Real book feel/look: Many naysayers of e-readers say that there's no substitution for the feeling of curling up with a book, but the Nook comes close. Like the Kindle, its E-Ink Pearl display actually makes the screen look like real book pages, as opposed to the bright, high-res glory of a computer screen. It makes reading for long periods of time much easier on the eyes. Unfortunately, this also results in the screen not having a backlight to read in the dark.

Mini touchscreen features: There are several small touchscreen features that appear just from holding your finger on a word. The “Look Up” button allows users to find the Merriam-Webster Dictionary definition, and the “Highlight” button helps underscore important passages. Perhaps the coolest feature is the “Add Note” feature which lets users type entire notes to accompany the passage. The highlights and notes are easily retrievable in the “Contents” option, which appears by simply tapping the screen once while reading.

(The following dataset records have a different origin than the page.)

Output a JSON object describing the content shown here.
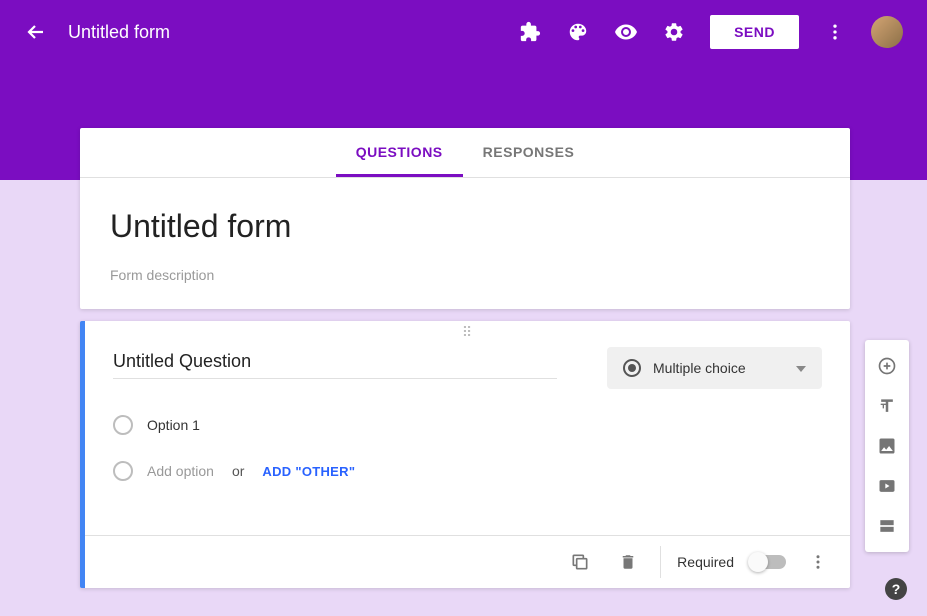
{
  "header": {
    "title": "Untitled form",
    "send_label": "SEND"
  },
  "tabs": {
    "questions": "QUESTIONS",
    "responses": "RESPONSES"
  },
  "form": {
    "title": "Untitled form",
    "description_placeholder": "Form description"
  },
  "question": {
    "title": "Untitled Question",
    "type_label": "Multiple choice",
    "options": [
      {
        "label": "Option 1"
      }
    ],
    "add_option": "Add option",
    "or_text": "or",
    "add_other": "ADD \"OTHER\"",
    "required_label": "Required"
  },
  "help": "?"
}
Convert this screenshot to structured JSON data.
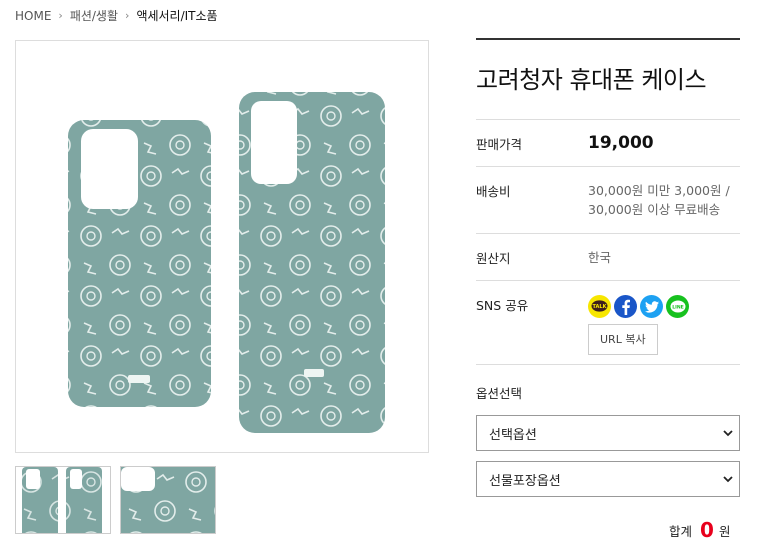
{
  "breadcrumb": {
    "items": [
      "HOME",
      "패션/생활",
      "액세서리/IT소품"
    ],
    "separator": "›"
  },
  "product": {
    "title": "고려청자 휴대폰 케이스",
    "case_color": "#7fa6a2",
    "pattern_color": "#e8f1ef"
  },
  "details": {
    "price_label": "판매가격",
    "price_value": "19,000",
    "shipping_label": "배송비",
    "shipping_line1": "30,000원 미만 3,000원 /",
    "shipping_line2": "30,000원 이상 무료배송",
    "origin_label": "원산지",
    "origin_value": "한국",
    "sns_label": "SNS 공유",
    "sns_icons": [
      "kakaotalk-icon",
      "facebook-icon",
      "twitter-icon",
      "line-icon"
    ],
    "kakao_text": "TALK",
    "line_text": "LINE",
    "url_copy_label": "URL 복사"
  },
  "options": {
    "title": "옵션선택",
    "select1": "선택옵션",
    "select2": "선물포장옵션"
  },
  "total": {
    "label": "합계",
    "amount": "0",
    "unit": "원"
  }
}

Sharing: The Nook Simple Touch also integrates the ability to share quotes and titles with your social networks via Twitter and Facebook. The selection simply appears with the quote, where it's from, and a link to purchase the Nook book/publication. What stinks for your followers/friends is they can only see the quote—they can't see the rest of the entry unless they purchase the item on their own. But at least your social networking sites look cool when you add them. Google integration lets you add contacts to help NOOK Friends, from whom you can borrow Nook books for 14 days from their device libraries via the LendMe tool. The caveat here is that only certain Nook selections are lendable (publisher's discretion), and as far as we can see, you can't tell if a book is lendable until you purchase it, unless you click the “Check out top LendMe books in Shop” in settings.



Limited magazine selection: While the book selection was superb, the magazine selection was notably thin. Each category—Men's, Entertainment, etc.—had fewer than a dozen choices, which was disappointing considering the vast amount of books and newspapers to sift through. The Nook Color has much better selection.

Lack of support for non-BN books: Even though the Nook reads PDF files relatively well, it's not compatible with PDB files, which is a very common eBook file type. Also, if you're so impressed with the Nook specs that you're prompted to leave behind your Kindle, slow your roll: the Nook won't accept Kindle filetypes, so you'd have to repurchase everything from the BN shop. Maybe Barnes & Noble could offer some sort of Kindle conversion credit—the same way that mobile phone carriers offer port-in credits for leaving another company—to soften the blow.

Wi-Fi ball and chain: Even though it seems like everyone who's anyone is connected these days, it was a tough reality check to realize that the shop, the social network capabilities, and more were unavailable after leaving a dedicated Wi-Fi area. This hurts more considering that the first edition of the Nook, which dropped in 2009, had 3G connectivity and is still available.

Somewhat clunky animation: In a tech world where we're used to seeing silky animations on Apple and Android-powered products, the animations on the Nook while going from screen to screen occasionally get a bit clunky-looking. Not a big deal, though: the animation between pages goes without a hitch, and that's what's important.

Final say: As a dedicated eReader, the Nook Simple Touch handles business. It has solid book and newspaper selections, its physical build and battery life are set up to hold you down long-term, and it's easy to use both at home and in transit thanks to the responsive touchscreen and readable screen. The Nook experience is even better at Barnes & Noble stores, with the ability to read books for free and get discounts on food and drinks. Users won't find the bells and whistles from a other tablets or the Nook Color here, and that's clear with magazine selection and animation snappiness. Still, the Nook Simple Touch is an effective, addictive option for avid readers.